Agyneia pubera Linnaeus, Mant. Pl. 2: 296. 1771
Shrubs, 1–5 m. Leaves on main stems spiral. Leaves on ultimate branchlets distichous; petiole 1–4 mm; blade usually oblong, oblong-ovate, or obovate-oblong, rarely lanceolate, 3–9 × 1–3 cm, base cuneate to obtuse, apex acute or acuminate to obtuse or rounded. Pedicels: staminate 4–15 mm, pistillate 1–2 mm. Staminate flowers: sepals oblong to oblong-obovate, 2.5–3.5 mm. Pistillate flowers: sepals oblong, 2–3 mm. Capsules grooved, 8–15 mm diam., densely hairy. Seeds red, 4 mm. 2n = 64 (China).

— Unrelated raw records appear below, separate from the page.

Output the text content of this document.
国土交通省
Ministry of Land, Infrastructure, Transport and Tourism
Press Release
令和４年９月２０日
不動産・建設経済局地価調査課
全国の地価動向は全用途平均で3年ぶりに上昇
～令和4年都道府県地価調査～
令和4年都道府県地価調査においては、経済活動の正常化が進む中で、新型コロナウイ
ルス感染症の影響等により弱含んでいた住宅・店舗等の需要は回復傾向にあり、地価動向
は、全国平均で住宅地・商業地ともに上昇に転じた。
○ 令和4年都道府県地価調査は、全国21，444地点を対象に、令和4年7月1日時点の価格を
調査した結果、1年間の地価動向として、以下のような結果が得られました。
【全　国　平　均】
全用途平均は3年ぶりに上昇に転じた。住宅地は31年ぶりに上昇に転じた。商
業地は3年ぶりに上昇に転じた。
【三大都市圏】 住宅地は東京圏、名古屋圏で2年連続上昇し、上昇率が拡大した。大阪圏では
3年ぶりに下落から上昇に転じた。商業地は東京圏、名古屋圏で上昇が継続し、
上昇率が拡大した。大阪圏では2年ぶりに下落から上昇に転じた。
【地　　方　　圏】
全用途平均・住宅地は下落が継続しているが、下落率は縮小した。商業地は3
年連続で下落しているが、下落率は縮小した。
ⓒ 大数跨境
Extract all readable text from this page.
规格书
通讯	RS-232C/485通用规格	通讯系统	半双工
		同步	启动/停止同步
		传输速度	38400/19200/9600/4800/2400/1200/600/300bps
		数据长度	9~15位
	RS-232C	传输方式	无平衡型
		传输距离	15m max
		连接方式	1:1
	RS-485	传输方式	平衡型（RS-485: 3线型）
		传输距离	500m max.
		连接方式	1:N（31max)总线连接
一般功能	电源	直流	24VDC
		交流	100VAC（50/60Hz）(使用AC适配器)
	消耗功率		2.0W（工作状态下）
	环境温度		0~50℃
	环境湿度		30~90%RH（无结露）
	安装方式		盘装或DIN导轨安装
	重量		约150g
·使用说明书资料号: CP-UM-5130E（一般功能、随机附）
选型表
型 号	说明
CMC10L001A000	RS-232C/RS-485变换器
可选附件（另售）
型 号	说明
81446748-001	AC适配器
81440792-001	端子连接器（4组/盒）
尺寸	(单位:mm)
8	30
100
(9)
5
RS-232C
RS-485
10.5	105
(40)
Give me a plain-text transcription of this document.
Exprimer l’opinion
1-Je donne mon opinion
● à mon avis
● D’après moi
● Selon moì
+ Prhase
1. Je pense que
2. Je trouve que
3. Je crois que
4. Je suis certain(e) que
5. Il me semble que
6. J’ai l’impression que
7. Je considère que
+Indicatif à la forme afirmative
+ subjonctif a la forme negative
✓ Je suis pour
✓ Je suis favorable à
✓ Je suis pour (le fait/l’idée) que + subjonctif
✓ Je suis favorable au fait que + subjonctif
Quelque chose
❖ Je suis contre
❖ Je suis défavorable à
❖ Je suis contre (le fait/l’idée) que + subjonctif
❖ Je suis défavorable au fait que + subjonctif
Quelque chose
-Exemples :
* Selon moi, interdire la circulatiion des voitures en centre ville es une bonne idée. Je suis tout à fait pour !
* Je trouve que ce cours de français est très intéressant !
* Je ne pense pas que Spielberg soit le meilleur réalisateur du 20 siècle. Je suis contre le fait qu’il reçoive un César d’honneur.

Flowering and fruiting summer. Disturbed mixed forests; 10–20 m; introduced; Ala.; Asia (China, Japan, Taiwan).
Glochidion puberum is sometimes cultivated in tropical and subtropical areas and occasionally becomes naturalized. In the flora area, the species is limited to southern Alabama (Mobile County), where it was first found in the late twentieth century (M. L. Fearn and L. E. Urbatsch 2001). In its native range, roots, leaves, and fruit are used medicinally to treat a variety of ailments (Lai X. Z. et al. 2004), and the seed oil is used to make soap and as a lubricant (Li B. and M. G. Gilbert 2008).